5 changes to help reduce blood fat sustainably
High cholesterol increases your risk of heart disease and heart attack. You can improve this condition with medication, but the following five lifestyle changes will also help reduce cholesterol effectively and sustainably.
1. Choose heart-healthy foods
It's never too late to change your nutritional habits no matter what your diet has been like before:
Choose healthy fats:Saturated fats, found in red meat and dairy products, increase total cholesterol and especially “bad” (LDL) cholesterol.
So, less than 7% of your daily energy intake should come from saturated fat. Choose lean meats, low-fat dairy, and polyunsaturated fats (found in olive oil and canola oil).
Eliminate saturated fat:Saturated fat increases “bad” cholesterol and decreases “good” cholesterol. This increases the risk of heart attack.
Saturated fat is found in fried foods, cookies, chips, etc. And don't be too quick to believe "no saturated fat" labels because in the US, all foods with less than 0.5g of saturated fat are allowed to be labeled as such.
And with such a small amount of saturated fat, eating too much will add up. So read the ingredients carefully and avoid foods with partially hydrogenated oils.
Eat foods rich in omega 3 fatty acids:Omega-3 fatty acids do not affect LDL cholesterol. They are good for the heart, helping to increase HDL, the “good” cholesterol, reduce triglycerides, a type of blood fat, and lower blood pressure. Some fish, such as salmon, swordfish, and herring, are rich in omega-3 fatty acids. Other sources of omega-3 fatty acids include walnuts, almonds, and flaxseeds.
Increase soluble fiber:There are two types of fiber – soluble and insoluble. Both are good for your heart, but soluble fiber helps lower bad cholesterol. You can add soluble fiber to your diet by adding oats, fruits, beans, lentils, and vegetables.
2. Exercise most days of the week and increase your physical activity
Exercise can help lower cholesterol. Moderate activity also increases “good” cholesterol. The recommended amount of exercise is 30 minutes a day.
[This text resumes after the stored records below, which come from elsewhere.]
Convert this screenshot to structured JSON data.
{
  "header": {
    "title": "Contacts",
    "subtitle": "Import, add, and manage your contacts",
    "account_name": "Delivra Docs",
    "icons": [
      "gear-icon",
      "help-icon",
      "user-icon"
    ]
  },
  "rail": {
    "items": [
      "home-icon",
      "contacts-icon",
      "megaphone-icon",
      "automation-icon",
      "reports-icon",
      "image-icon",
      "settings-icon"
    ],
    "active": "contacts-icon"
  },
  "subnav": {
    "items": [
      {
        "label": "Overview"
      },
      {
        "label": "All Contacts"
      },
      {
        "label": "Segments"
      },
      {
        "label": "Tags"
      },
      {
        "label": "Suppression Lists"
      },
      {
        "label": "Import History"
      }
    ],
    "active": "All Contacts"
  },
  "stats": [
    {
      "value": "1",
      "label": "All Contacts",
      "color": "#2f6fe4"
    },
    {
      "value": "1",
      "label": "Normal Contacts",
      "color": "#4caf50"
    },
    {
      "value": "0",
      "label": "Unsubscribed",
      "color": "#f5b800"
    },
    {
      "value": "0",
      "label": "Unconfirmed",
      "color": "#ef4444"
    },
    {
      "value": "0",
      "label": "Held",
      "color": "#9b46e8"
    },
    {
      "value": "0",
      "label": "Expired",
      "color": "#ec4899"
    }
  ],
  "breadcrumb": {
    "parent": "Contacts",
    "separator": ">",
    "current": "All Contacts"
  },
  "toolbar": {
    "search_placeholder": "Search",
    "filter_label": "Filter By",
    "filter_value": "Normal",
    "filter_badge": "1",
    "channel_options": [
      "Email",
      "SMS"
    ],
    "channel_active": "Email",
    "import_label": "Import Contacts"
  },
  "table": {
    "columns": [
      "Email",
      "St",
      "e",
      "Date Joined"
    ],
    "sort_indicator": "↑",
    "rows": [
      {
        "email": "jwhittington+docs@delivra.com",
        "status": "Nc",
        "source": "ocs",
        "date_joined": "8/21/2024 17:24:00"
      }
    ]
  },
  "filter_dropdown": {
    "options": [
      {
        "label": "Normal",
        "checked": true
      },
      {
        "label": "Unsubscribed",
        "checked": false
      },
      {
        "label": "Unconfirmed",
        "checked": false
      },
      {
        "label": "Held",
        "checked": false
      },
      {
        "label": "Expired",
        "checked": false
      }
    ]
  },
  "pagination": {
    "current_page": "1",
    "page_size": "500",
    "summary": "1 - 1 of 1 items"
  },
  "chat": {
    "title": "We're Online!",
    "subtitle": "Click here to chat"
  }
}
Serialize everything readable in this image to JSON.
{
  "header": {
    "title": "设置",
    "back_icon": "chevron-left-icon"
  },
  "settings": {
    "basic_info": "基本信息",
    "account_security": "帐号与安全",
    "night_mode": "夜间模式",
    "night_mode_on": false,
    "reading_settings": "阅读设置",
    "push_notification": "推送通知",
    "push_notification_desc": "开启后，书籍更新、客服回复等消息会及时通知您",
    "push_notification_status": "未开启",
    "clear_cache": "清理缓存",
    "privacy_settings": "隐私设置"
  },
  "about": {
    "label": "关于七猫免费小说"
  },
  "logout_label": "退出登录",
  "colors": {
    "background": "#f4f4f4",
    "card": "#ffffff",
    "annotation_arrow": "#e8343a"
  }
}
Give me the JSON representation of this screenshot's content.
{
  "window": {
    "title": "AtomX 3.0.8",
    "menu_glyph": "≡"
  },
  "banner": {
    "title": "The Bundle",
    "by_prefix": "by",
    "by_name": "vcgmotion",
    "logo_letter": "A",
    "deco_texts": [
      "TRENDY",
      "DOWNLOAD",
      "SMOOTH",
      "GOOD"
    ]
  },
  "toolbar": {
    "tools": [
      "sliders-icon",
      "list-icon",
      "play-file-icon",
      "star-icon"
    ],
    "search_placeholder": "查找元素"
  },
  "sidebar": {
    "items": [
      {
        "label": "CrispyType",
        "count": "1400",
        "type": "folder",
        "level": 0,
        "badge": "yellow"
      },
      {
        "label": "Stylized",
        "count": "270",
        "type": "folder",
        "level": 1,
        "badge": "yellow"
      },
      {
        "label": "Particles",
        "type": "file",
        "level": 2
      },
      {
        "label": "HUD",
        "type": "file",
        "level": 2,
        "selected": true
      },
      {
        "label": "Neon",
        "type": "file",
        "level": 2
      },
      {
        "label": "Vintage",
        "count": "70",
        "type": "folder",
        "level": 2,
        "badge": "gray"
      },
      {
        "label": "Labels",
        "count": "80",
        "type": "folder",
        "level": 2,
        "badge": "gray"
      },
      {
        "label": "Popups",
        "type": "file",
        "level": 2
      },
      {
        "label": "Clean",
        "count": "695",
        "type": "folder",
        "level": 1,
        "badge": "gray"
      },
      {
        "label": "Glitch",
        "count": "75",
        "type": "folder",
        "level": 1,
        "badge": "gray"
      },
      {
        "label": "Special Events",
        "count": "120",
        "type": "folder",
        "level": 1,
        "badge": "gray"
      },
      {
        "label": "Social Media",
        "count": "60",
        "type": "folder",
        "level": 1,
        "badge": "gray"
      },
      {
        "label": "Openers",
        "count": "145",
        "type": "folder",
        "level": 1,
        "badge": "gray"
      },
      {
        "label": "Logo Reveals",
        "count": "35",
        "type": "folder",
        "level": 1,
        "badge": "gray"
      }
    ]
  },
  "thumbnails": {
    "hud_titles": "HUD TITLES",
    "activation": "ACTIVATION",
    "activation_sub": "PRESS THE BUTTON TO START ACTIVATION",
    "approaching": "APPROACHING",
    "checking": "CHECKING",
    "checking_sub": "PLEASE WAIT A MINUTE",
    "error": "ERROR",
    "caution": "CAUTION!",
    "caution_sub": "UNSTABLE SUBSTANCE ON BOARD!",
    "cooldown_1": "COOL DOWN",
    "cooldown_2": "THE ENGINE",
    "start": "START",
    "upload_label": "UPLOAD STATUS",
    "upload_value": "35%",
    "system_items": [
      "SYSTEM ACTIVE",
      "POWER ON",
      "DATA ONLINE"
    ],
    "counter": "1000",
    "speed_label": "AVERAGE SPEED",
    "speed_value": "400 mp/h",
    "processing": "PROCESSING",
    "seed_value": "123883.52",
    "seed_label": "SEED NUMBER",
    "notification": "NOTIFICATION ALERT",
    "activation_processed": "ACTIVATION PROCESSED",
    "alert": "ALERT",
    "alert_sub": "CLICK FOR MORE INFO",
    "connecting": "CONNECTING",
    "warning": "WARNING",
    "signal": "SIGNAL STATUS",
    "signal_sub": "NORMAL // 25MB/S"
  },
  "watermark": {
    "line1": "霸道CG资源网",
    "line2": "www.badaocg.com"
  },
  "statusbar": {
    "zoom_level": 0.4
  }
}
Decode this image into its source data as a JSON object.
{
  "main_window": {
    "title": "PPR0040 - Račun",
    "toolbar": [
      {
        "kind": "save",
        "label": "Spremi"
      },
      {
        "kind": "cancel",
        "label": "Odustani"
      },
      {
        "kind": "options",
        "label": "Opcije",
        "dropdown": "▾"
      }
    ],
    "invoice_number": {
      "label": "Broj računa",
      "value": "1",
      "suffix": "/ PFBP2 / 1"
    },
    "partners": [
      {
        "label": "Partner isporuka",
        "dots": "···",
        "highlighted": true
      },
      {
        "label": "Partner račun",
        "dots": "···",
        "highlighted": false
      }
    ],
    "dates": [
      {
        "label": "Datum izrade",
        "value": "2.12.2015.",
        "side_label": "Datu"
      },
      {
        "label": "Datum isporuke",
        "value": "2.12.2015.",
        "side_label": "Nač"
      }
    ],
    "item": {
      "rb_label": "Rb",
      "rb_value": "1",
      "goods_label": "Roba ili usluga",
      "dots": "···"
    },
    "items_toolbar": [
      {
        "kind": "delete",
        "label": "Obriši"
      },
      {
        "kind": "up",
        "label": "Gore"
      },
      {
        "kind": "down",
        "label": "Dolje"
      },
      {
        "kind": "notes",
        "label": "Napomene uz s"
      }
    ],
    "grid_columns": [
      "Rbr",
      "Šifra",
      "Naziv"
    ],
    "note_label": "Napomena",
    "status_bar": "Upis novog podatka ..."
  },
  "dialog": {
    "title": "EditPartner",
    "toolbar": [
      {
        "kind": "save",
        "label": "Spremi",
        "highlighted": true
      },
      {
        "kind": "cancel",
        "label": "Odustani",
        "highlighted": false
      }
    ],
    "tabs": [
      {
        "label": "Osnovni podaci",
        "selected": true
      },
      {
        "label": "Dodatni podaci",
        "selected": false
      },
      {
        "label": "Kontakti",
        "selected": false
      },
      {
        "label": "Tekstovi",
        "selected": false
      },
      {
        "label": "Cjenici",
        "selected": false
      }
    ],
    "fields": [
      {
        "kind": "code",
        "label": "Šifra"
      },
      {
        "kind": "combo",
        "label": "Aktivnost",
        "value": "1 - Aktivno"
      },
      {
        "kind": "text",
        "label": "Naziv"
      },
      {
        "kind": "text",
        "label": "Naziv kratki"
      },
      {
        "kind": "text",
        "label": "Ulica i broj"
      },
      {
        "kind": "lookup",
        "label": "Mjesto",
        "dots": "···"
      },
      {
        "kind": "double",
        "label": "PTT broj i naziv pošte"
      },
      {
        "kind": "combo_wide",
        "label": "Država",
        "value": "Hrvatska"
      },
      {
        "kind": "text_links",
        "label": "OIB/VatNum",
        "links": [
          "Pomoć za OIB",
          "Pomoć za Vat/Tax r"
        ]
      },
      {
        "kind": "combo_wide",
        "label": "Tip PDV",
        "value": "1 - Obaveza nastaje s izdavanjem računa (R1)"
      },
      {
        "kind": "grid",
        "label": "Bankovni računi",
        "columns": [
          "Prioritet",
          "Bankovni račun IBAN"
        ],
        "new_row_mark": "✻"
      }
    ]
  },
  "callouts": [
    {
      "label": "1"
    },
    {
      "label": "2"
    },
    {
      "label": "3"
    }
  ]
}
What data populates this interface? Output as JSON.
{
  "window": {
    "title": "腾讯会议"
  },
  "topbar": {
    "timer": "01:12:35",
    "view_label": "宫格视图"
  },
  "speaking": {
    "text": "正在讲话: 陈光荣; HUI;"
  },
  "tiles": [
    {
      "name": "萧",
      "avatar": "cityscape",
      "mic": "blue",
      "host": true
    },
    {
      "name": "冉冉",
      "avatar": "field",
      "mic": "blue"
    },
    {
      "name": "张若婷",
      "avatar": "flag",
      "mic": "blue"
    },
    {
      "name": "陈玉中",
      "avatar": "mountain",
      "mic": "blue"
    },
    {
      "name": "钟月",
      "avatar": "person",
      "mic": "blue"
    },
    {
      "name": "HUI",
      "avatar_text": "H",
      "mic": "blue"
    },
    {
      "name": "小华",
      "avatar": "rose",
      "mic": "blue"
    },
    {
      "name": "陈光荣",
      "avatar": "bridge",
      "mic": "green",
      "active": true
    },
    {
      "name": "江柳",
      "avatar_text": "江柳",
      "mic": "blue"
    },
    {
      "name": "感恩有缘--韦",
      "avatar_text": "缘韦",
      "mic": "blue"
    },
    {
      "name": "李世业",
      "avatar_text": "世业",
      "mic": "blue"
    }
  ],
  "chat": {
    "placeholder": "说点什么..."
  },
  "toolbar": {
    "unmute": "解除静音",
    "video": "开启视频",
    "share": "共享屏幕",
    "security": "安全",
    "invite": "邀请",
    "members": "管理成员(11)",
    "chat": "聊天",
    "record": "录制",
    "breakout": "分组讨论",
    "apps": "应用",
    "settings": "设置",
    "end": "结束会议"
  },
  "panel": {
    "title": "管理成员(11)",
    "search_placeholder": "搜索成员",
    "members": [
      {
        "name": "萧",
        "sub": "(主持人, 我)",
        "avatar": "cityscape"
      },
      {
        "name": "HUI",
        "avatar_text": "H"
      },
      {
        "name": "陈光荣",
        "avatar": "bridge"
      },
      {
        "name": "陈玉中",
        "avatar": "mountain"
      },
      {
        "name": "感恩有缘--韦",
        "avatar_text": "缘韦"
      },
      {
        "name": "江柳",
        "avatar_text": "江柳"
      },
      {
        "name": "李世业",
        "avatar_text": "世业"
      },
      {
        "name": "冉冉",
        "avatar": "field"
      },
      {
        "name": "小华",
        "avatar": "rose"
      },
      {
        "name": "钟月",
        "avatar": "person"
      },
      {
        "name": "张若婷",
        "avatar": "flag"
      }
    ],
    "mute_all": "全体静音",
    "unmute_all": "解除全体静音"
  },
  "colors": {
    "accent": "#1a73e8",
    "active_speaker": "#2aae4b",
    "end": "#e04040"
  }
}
Adding physical activity, even for just 10 minutes at a time, can help you lose weight. Choose one of the following activities: Take a brisk walk after lunch; Bike to work; Swim a few laps around the pool; Play a favorite sport
To stay motivated, grab a friend or join a group. Just remember that any activity helps. Even taking the stairs instead of the elevator or exercising while watching TV can make a difference.
3. Quit smoking
If you smoke, stop now. Quitting will help lower your bad cholesterol, and the benefits don't stop there.
Just 20 minutes after quitting smoking, blood pressure and heart rate drop. After 1 year, the risk of heart disease is reduced by 50%. After 15 years, the risk of heart disease in smokers is the same as that of non-smokers.
4. Weight loss
Just a few extra kilos will cause your blood lipids to rise. Losing 5-10% of your weight is enough to improve your blood lipids.
Start by looking at your eating and exercise habits. See what challenges you face in losing weight and how to overcome them.
Always add small changes. If you tend to overeat when you’re bored, go for a walk instead. If you like fast food for lunch, prepare your meals at home. For snacks, choose carrot sticks instead of popcorn or chips. Don’t eat when you’re bored.
Add more activity to your day, such as taking the stairs instead of the elevator and parking farther away from the office.
5. Drink alcohol in moderation
Too much alcohol will only make health problems worse, from high blood pressure to heart attacks and strokes.
If lifestyle changes aren't enough…
Sometimes lifestyle changes do not lower your cholesterol as much as you would like, so be persistent and do not be discouraged. The results will not come immediately. If your doctor recommends medication, you should also comply and do not forget to practice your new lifestyle. Because only positive lifestyle changes can help you avoid increasing the dose of cholesterol medication.